Dec 16, 2010

Mendelssohn: Songs without Words, selections (CD review)

Arranged for violin and piano by Friedrich Hermann. Alex Strauss, violin; Cord Garben, piano. Naxos 8.570213.

Even if you don't think you've ever heard any of Felix Mendelssohn's piano works he called Songs Without Words, the pieces in which he wrote down some musical ideas that he said could not be verbalized, you will undoubtedly still recognize a few of them from this selection. The first one, especially, the Allegretto grazioso, Op. 62, No. 6, better known as "Spring Song," will put a smile on your face, because you'll know it from a multitude of Warner Bros. and Disney cartoons.

What we have here is not just another collection of the usual piano compositions but the arrangements Friedrich Hermann (1828-1907) made of them for violin and piano. Not that the piano doesn't work well alone, but the duets provide an extra measure of haunting pleasure in the pieces. Alex Strauss, violin, and Cord Garben, piano, play with sparkle and sensitivity, and they have varied the selections well enough to keep one interested from beginning to end; a most enjoyable experience.

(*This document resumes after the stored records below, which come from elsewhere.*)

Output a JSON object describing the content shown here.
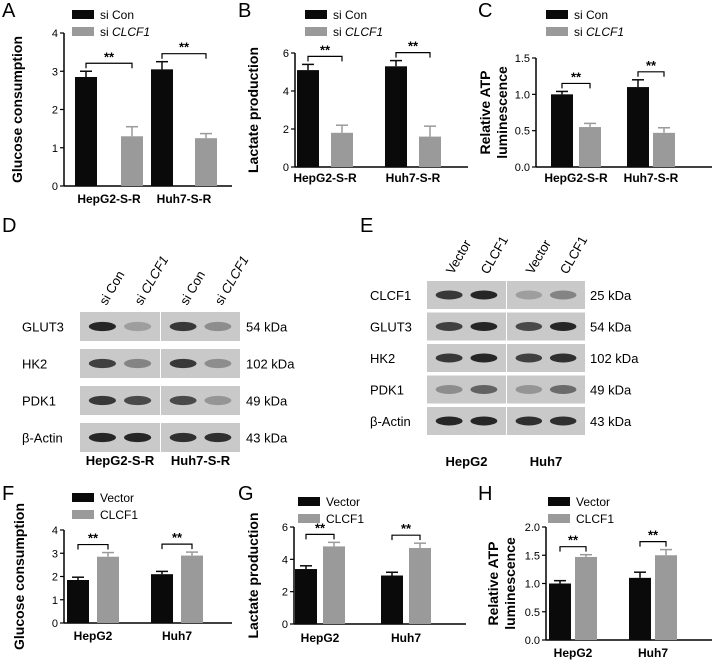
{
  "figure": {
    "panel_letters": [
      "A",
      "B",
      "C",
      "D",
      "E",
      "F",
      "G",
      "H"
    ],
    "colors": {
      "si_con": "#0a0a0a",
      "si_clcf1": "#9a9a9a",
      "vector": "#0a0a0a",
      "clcf1": "#9a9a9a",
      "blot_bg": "#c9c9c9",
      "band": "#1e1e1e"
    },
    "blot_D": {
      "lanes": [
        "si Con",
        "si CLCF1",
        "si Con",
        "si CLCF1"
      ],
      "rows": [
        "GLUT3",
        "HK2",
        "PDK1",
        "β-Actin"
      ],
      "sizes": [
        "54 kDa",
        "102 kDa",
        "49 kDa",
        "43 kDa"
      ],
      "groups": [
        "HepG2-S-R",
        "Huh7-S-R"
      ]
    },
    "blot_E": {
      "lanes": [
        "Vector",
        "CLCF1",
        "Vector",
        "CLCF1"
      ],
      "rows": [
        "CLCF1",
        "GLUT3",
        "HK2",
        "PDK1",
        "β-Actin"
      ],
      "sizes": [
        "25 kDa",
        "54 kDa",
        "102 kDa",
        "49 kDa",
        "43 kDa"
      ],
      "groups": [
        "HepG2",
        "Huh7"
      ]
    }
  },
  "chart_data": [
    {
      "id": "A",
      "type": "bar",
      "categories": [
        "HepG2-S-R",
        "Huh7-S-R"
      ],
      "series": [
        {
          "name": "si Con",
          "values": [
            2.85,
            3.05
          ],
          "errors": [
            0.15,
            0.2
          ]
        },
        {
          "name": "si CLCF1",
          "values": [
            1.3,
            1.25
          ],
          "errors": [
            0.25,
            0.12
          ]
        }
      ],
      "ylabel": "Glucose consumption",
      "ylim": [
        0,
        4
      ],
      "yticks": [
        "0",
        "1",
        "2",
        "3",
        "4"
      ],
      "sig": [
        "**",
        "**"
      ]
    },
    {
      "id": "B",
      "type": "bar",
      "categories": [
        "HepG2-S-R",
        "Huh7-S-R"
      ],
      "series": [
        {
          "name": "si Con",
          "values": [
            5.1,
            5.3
          ],
          "errors": [
            0.3,
            0.3
          ]
        },
        {
          "name": "si CLCF1",
          "values": [
            1.8,
            1.6
          ],
          "errors": [
            0.4,
            0.55
          ]
        }
      ],
      "ylabel": "Lactate production",
      "ylim": [
        0,
        6
      ],
      "yticks": [
        "0",
        "2",
        "4",
        "6"
      ],
      "sig": [
        "**",
        "**"
      ]
    },
    {
      "id": "C",
      "type": "bar",
      "categories": [
        "HepG2-S-R",
        "Huh7-S-R"
      ],
      "series": [
        {
          "name": "si Con",
          "values": [
            1.0,
            1.1
          ],
          "errors": [
            0.04,
            0.1
          ]
        },
        {
          "name": "si CLCF1",
          "values": [
            0.55,
            0.47
          ],
          "errors": [
            0.05,
            0.07
          ]
        }
      ],
      "ylabel": "Relative ATP luminescence",
      "ylim": [
        0,
        1.5
      ],
      "yticks": [
        "0.0",
        "0.5",
        "1.0",
        "1.5"
      ],
      "sig": [
        "**",
        "**"
      ]
    },
    {
      "id": "F",
      "type": "bar",
      "categories": [
        "HepG2",
        "Huh7"
      ],
      "series": [
        {
          "name": "Vector",
          "values": [
            1.85,
            2.1
          ],
          "errors": [
            0.12,
            0.12
          ]
        },
        {
          "name": "CLCF1",
          "values": [
            2.85,
            2.9
          ],
          "errors": [
            0.18,
            0.15
          ]
        }
      ],
      "ylabel": "Glucose consumption",
      "ylim": [
        0,
        4
      ],
      "yticks": [
        "0",
        "1",
        "2",
        "3",
        "4"
      ],
      "sig": [
        "**",
        "**"
      ]
    },
    {
      "id": "G",
      "type": "bar",
      "categories": [
        "HepG2",
        "Huh7"
      ],
      "series": [
        {
          "name": "Vector",
          "values": [
            3.4,
            3.0
          ],
          "errors": [
            0.2,
            0.2
          ]
        },
        {
          "name": "CLCF1",
          "values": [
            4.8,
            4.7
          ],
          "errors": [
            0.25,
            0.3
          ]
        }
      ],
      "ylabel": "Lactate production",
      "ylim": [
        0,
        6
      ],
      "yticks": [
        "0",
        "2",
        "4",
        "6"
      ],
      "sig": [
        "**",
        "**"
      ]
    },
    {
      "id": "H",
      "type": "bar",
      "categories": [
        "HepG2",
        "Huh7"
      ],
      "series": [
        {
          "name": "Vector",
          "values": [
            1.0,
            1.1
          ],
          "errors": [
            0.05,
            0.1
          ]
        },
        {
          "name": "CLCF1",
          "values": [
            1.47,
            1.5
          ],
          "errors": [
            0.04,
            0.1
          ]
        }
      ],
      "ylabel": "Relative ATP luminescence",
      "ylim": [
        0,
        2.0
      ],
      "yticks": [
        "0.0",
        "0.5",
        "1.0",
        "1.5",
        "2.0"
      ],
      "sig": [
        "**",
        "**"
      ]
    }
  ]
}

Moreover, in this 2007 release the Naxos engineers captured the two performers admirably in an acoustic that is just close enough to be vivid, yet distant enough to impart a welcome bloom. Although the twenty-two selections on the disc have a total playing time of well over an hour, they are all so brief and so intimate, the time seems much shorter. (Not that that is a good thing; one comes away wishing there were more.) All told, it's a sweet set.